Güney Sudan’da çatışmalar yeniden şiddetlenirken, Birleşmiş Milletler Güvenlik Konseyi’nin (BMGK) 29 Mayıs’ta yapacağı oylamada ülkeye yönelik silah ambargosunun uzatılıp uzatılmayacağı belirsizliğini koruyor. 2018 yılında yürürlüğe giren ambargo, ülkedeki iç savaşı bastırmak ve sivillerin korunmasını sağlamak amacıyla hayata geçirilmişti. Ancak Afrika Birliği’ne (AfB) üye bazı ülkeler – Sierra Leone, Somali ve Cezayir – ambargonun kaldırılmasını talep ediyor.
AfB Barış ve Güvenlik Konseyi (AUPSC) de Mart ayında yaptığı açıklamayla ambargonun sona ermesini desteklediğini duyurdu. Bu çağrı, AfB’nin “Silahları Susturma” hedefiyle çelişiyor. Zira kıta, 2030’a kadar tüm savaşları ve şiddetli çatışmaları sona erdirmeyi taahhüt eden “2063 Gündemi” doğrultusunda hareket ettiğini ilan etmişti.
ŞİDDET TIRMANIYOR
Ambargonun kaldırılmasını savunanlar, bunun hükümet ve muhalif güçlerin birleşmesini ve güvenlik sektöründe reformları kolaylaştıracağını iddia ediyor. Ancak mevcut saha koşulları bu görüşle örtüşmüyor. Mart ortası ile Nisan ortası arasında, Başkan Salva Kiir ile Birinci Başkan Yardımcısı Riek Machar arasındaki siyasi gerilim nedeniyle en az 180 kişi hayatını kaybetti. Machar ev hapsine alınırken, ülke içindeki ayrışma daha da derinleşti.
Söz konusu dönemde hükümete ait helikopterlerin sivil yerleşimlere saldırılar düzenlediği, hastane ve eczane gibi insani tesislerin bombalandığı bildirildi. Sınır Tanımayan Doktorlar (MSF), 3 Mayıs’ta Old Fangak kasabasındaki son sağlık tesislerinin hava saldırısıyla yok edildiğini, yedi kişinin öldüğünü ve 20’den fazla kişinin yaralandığını duyurdu.

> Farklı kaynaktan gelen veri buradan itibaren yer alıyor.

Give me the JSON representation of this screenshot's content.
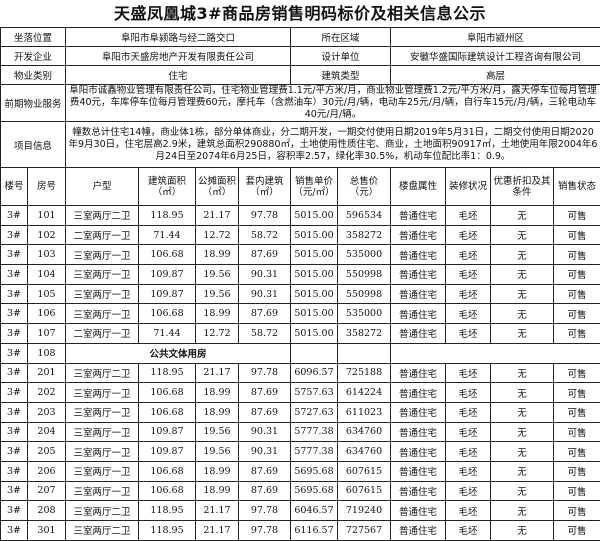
{
  "title": "天盛凤凰城3#商品房销售明码标价及相关信息公示",
  "info": {
    "location_label": "坐落位置",
    "location": "阜阳市阜颍路与经二路交口",
    "district_label": "所在区域",
    "district": "阜阳市颍州区",
    "developer_label": "开发企业",
    "developer": "阜阳市天盛房地产开发有限责任公司",
    "designer_label": "设计单位",
    "designer": "安徽华盛国际建筑设计工程咨询有限公司",
    "property_type_label": "物业类别",
    "property_type": "住宅",
    "building_type_label": "建筑类型",
    "building_type": "高层",
    "service_label": "前期物业服务",
    "service": "阜阳市诚鑫物业管理有限责任公司，住宅物业管理费1.1元/平方米/月，商业物业管理费1.2元/平方米/月，露天停车位每月管理费40元，车库停车位每月管理费60元，摩托车（含燃油车）30元/月/辆，电动车25元/月/辆，自行车15元/月/辆，三轮电动车40元/月/辆。",
    "project_label": "项目信息",
    "project": "幢数总计住宅14幢，商业体1栋，部分单体商业，分二期开发，一期交付使用日期2019年5月31日，二期交付使用日期2020年9月30日，住宅层高2.9米，建筑总面积290880㎡，土地使用性质住宅、商业，土地面积90917㎡，土地使用年限2004年6月24日至2074年6月25日，容积率2.57，绿化率30.5%，机动车位配比率1：0.9。"
  },
  "columns": [
    "楼号",
    "房号",
    "户型",
    "建筑面积（㎡）",
    "公摊面积（㎡）",
    "套内建筑（㎡）",
    "销售单价（元/㎡）",
    "总售价（元）",
    "楼盘属性",
    "装修状况",
    "优惠折扣及其条件",
    "销售状态"
  ],
  "rows": [
    [
      "3#",
      "101",
      "三室两厅二卫",
      "118.95",
      "21.17",
      "97.78",
      "5015.00",
      "596534",
      "普通住宅",
      "毛坯",
      "无",
      "可售"
    ],
    [
      "3#",
      "102",
      "二室两厅一卫",
      "71.44",
      "12.72",
      "58.72",
      "5015.00",
      "358272",
      "普通住宅",
      "毛坯",
      "无",
      "可售"
    ],
    [
      "3#",
      "103",
      "三室两厅一卫",
      "106.68",
      "18.99",
      "87.69",
      "5015.00",
      "535000",
      "普通住宅",
      "毛坯",
      "无",
      "可售"
    ],
    [
      "3#",
      "104",
      "三室两厅一卫",
      "109.87",
      "19.56",
      "90.31",
      "5015.00",
      "550998",
      "普通住宅",
      "毛坯",
      "无",
      "可售"
    ],
    [
      "3#",
      "105",
      "三室两厅一卫",
      "109.87",
      "19.56",
      "90.31",
      "5015.00",
      "550998",
      "普通住宅",
      "毛坯",
      "无",
      "可售"
    ],
    [
      "3#",
      "106",
      "三室两厅一卫",
      "106.68",
      "18.99",
      "87.69",
      "5015.00",
      "535000",
      "普通住宅",
      "毛坯",
      "无",
      "可售"
    ],
    [
      "3#",
      "107",
      "二室两厅一卫",
      "71.44",
      "12.72",
      "58.72",
      "5015.00",
      "358272",
      "普通住宅",
      "毛坯",
      "无",
      "可售"
    ],
    [
      "3#",
      "108",
      "公共文体用房"
    ],
    [
      "3#",
      "201",
      "三室两厅二卫",
      "118.95",
      "21.17",
      "97.78",
      "6096.57",
      "725188",
      "普通住宅",
      "毛坯",
      "无",
      "可售"
    ],
    [
      "3#",
      "202",
      "三室两厅一卫",
      "106.68",
      "18.99",
      "87.69",
      "5757.63",
      "614224",
      "普通住宅",
      "毛坯",
      "无",
      "可售"
    ],
    [
      "3#",
      "203",
      "三室两厅一卫",
      "106.68",
      "18.99",
      "87.69",
      "5727.63",
      "611023",
      "普通住宅",
      "毛坯",
      "无",
      "可售"
    ],
    [
      "3#",
      "204",
      "三室两厅一卫",
      "109.87",
      "19.56",
      "90.31",
      "5777.38",
      "634760",
      "普通住宅",
      "毛坯",
      "无",
      "可售"
    ],
    [
      "3#",
      "205",
      "三室两厅一卫",
      "109.87",
      "19.56",
      "90.31",
      "5777.38",
      "634760",
      "普通住宅",
      "毛坯",
      "无",
      "可售"
    ],
    [
      "3#",
      "206",
      "三室两厅一卫",
      "106.68",
      "18.99",
      "87.69",
      "5695.68",
      "607615",
      "普通住宅",
      "毛坯",
      "无",
      "可售"
    ],
    [
      "3#",
      "207",
      "三室两厅一卫",
      "106.68",
      "18.99",
      "87.69",
      "5695.68",
      "607615",
      "普通住宅",
      "毛坯",
      "无",
      "可售"
    ],
    [
      "3#",
      "208",
      "三室两厅二卫",
      "118.95",
      "21.17",
      "97.78",
      "6046.57",
      "719240",
      "普通住宅",
      "毛坯",
      "无",
      "可售"
    ],
    [
      "3#",
      "301",
      "三室两厅二卫",
      "118.95",
      "21.17",
      "97.78",
      "6116.57",
      "727567",
      "普通住宅",
      "毛坯",
      "无",
      "可售"
    ]
  ]
}
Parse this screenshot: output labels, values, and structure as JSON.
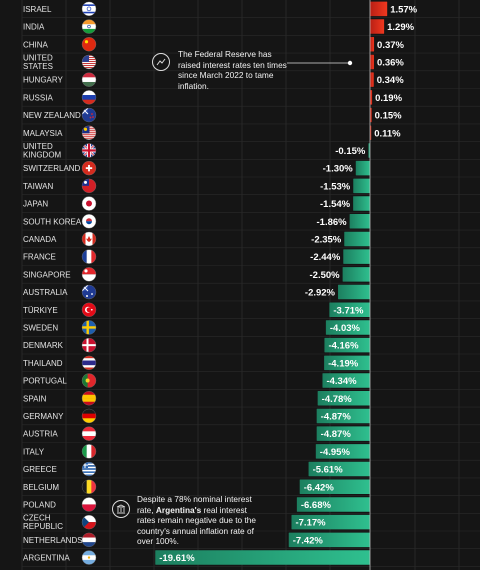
{
  "chart_data": {
    "type": "bar",
    "orientation": "horizontal",
    "categories": [
      "ISRAEL",
      "INDIA",
      "CHINA",
      "UNITED STATES",
      "HUNGARY",
      "RUSSIA",
      "NEW ZEALAND",
      "MALAYSIA",
      "UNITED KINGDOM",
      "SWITZERLAND",
      "TAIWAN",
      "JAPAN",
      "SOUTH KOREA",
      "CANADA",
      "FRANCE",
      "SINGAPORE",
      "AUSTRALIA",
      "TÜRKIYE",
      "SWEDEN",
      "DENMARK",
      "THAILAND",
      "PORTUGAL",
      "SPAIN",
      "GERMANY",
      "AUSTRIA",
      "ITALY",
      "GREECE",
      "BELGIUM",
      "POLAND",
      "CZECH REPUBLIC",
      "NETHERLANDS",
      "ARGENTINA"
    ],
    "values": [
      1.57,
      1.29,
      0.37,
      0.36,
      0.34,
      0.19,
      0.15,
      0.11,
      -0.15,
      -1.3,
      -1.53,
      -1.54,
      -1.86,
      -2.35,
      -2.44,
      -2.5,
      -2.92,
      -3.71,
      -4.03,
      -4.16,
      -4.19,
      -4.34,
      -4.78,
      -4.87,
      -4.87,
      -4.95,
      -5.61,
      -6.42,
      -6.68,
      -7.17,
      -7.42,
      -19.61
    ],
    "value_labels": [
      "1.57%",
      "1.29%",
      "0.37%",
      "0.36%",
      "0.34%",
      "0.19%",
      "0.15%",
      "0.11%",
      "-0.15%",
      "-1.30%",
      "-1.53%",
      "-1.54%",
      "-1.86%",
      "-2.35%",
      "-2.44%",
      "-2.50%",
      "-2.92%",
      "-3.71%",
      "-4.03%",
      "-4.16%",
      "-4.19%",
      "-4.34%",
      "-4.78%",
      "-4.87%",
      "-4.87%",
      "-4.95%",
      "-5.61%",
      "-6.42%",
      "-6.68%",
      "-7.17%",
      "-7.42%",
      "-19.61%"
    ],
    "positive_color": "#e0321c",
    "negative_color": "#1e9f75",
    "grid": true,
    "xlim": [
      -20,
      3
    ],
    "annotations": {
      "fed": "The Federal Reserve has raised interest rates ten times since March 2022 to tame inflation.",
      "argentina_prefix": "Despite a 78% nominal interest rate,",
      "argentina_bold": "Argentina's",
      "argentina_rest": "real interest rates remain negative due to the country's annual inflation rate of over 100%."
    }
  },
  "flags": [
    "israel",
    "india",
    "china",
    "united-states",
    "hungary",
    "russia",
    "new-zealand",
    "malaysia",
    "united-kingdom",
    "switzerland",
    "taiwan",
    "japan",
    "south-korea",
    "canada",
    "france",
    "singapore",
    "australia",
    "turkiye",
    "sweden",
    "denmark",
    "thailand",
    "portugal",
    "spain",
    "germany",
    "austria",
    "italy",
    "greece",
    "belgium",
    "poland",
    "czech-republic",
    "netherlands",
    "argentina"
  ]
}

ULUSLARARASI HUKUK VE İHLALLER
Uluslararası gözlemciler, Güney Sudan güvenlik güçlerinin sivillere yönelik sistematik hak ihlalleri gerçekleştirdiğine dikkat çekiyor. Hem Afrika Birliği’nin Güney Sudan Soruşturma Komisyonu hem de BM İnsan Hakları Komisyonu, ordu, güvenlik servisi ve silahlı muhalif grupları savaş suçları ve insan hakları ihlalleriyle suçlamıştı. Bu gruplara silah erişimini kolaylaştırmak, ülkedeki insani krizi daha da derinleştirebilir.
Ambargonun mevcudiyeti tek başına yeterli değil; etkin uygulanması da hayati önemde. Mart ayı başında Uganda’nın BMGK yaptırımlar komitesine bildirimde bulunmadan Güney Sudan’a asker ve askeri ekipman gönderdiği ortaya çıktı. Bu, ambargonun açık ihlali anlamına geliyor.
SİLAHLARIN SUSTURULMASI İÇİN AMBARGO ŞART
Güney Sudan’da düzensiz silah akışı, güvenlik sektöründe reformdan çok, mevcut çatışmaları körüklüyor ve sivillere yönelik tehditleri artırıyor. BMGK’nın ambargoyu sürdürmesi, sadece ülke içi barış açısından değil, bölgesel istikrar açısından da kritik önemde.
Eğer Afrika Birliği gerçekten “silahları susturma” vizyonunu benimsiyorsa, Güney Sudan’a yönelik silah transferlerinin engellenmesine yönelik çağrıyı desteklemeli ve Konsey’deki Afrikalı üyeler bu yönde oy kullanmalıdır.